悪夢の名残

 デイサービスの名前が書かれたハイエースが止まる。

 笑顔で迎えに来た職員と一緒に祖父は乗り込む。


「それじゃあ行ってくるなぁ」


 ニコニコと手を振る祖父に、ひゅうちゃんは控えめに手を振る。

 顔が少し俯く。

 出発したハイエースを見送ったあと、戸締りをしてから畑に向かった。


「おはようひゅうちゃん」

「……おはよう」

「おじちゃんの見送りしてたの?」

「うん……でも違う曜日も待ってる、かな。
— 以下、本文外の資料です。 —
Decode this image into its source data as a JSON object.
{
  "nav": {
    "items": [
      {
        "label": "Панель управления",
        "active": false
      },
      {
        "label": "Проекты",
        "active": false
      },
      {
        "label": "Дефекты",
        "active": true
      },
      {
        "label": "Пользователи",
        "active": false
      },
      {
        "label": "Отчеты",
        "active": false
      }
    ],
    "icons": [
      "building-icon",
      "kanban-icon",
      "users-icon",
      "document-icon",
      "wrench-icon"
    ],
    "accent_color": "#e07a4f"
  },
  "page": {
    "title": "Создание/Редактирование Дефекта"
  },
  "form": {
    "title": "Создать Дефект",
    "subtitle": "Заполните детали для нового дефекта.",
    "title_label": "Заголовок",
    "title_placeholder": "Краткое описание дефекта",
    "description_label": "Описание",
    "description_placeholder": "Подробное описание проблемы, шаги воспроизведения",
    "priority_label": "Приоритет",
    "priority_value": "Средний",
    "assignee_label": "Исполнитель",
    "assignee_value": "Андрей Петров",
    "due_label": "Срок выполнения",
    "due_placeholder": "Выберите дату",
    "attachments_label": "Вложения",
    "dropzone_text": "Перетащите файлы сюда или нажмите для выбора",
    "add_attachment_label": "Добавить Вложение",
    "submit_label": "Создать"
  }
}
お父さんがそれでよく怒ってる」

「そっか、デイに行くのが楽しみなんだよ、きっと」

「……うん、そう思う」


 明るい微笑みに、遅れて笑みを返す。

 ホースの先を掴んで、畑に水をやる。

 かなたは残りの野菜を収穫し、カゴに入れている。

 不揃いな宝石の粒のように輝く水が舞う。

 粒の中で屈折した光が七色となって視界に映る。


「わ、綺麗な虹できてる」

「本当……きれい……」


 時折道路で跳ねる軽トラックが通った。

 荷台に積まれた配達用の単車。

 フロント部分が崩れてライトもハンドルもタイヤすら捻じ曲がっている。

 視界に映り込んだ瞬間、喉を締め付けられたような感覚に驚いて足を挫いた。


「ひゅうちゃん!?」


 畑に背中から転んで土だらけとなる。

 さらにホースが暴れ、服を濡らす。


「だ、大丈夫? ケガとかしてない?」


 駆け寄るかなたの心配した顔が見え、ひゅうちゃんは起き上がった。

 ロブヘアの黒髪も土と水で汚れている。


「うん……大丈夫、まだ寝ぼけてるのかも」

「もーひゅうちゃんってば、今日も暑いし、脱水になったら大変だから休憩しよっか」



 お互い、違う笑みを浮かべた――。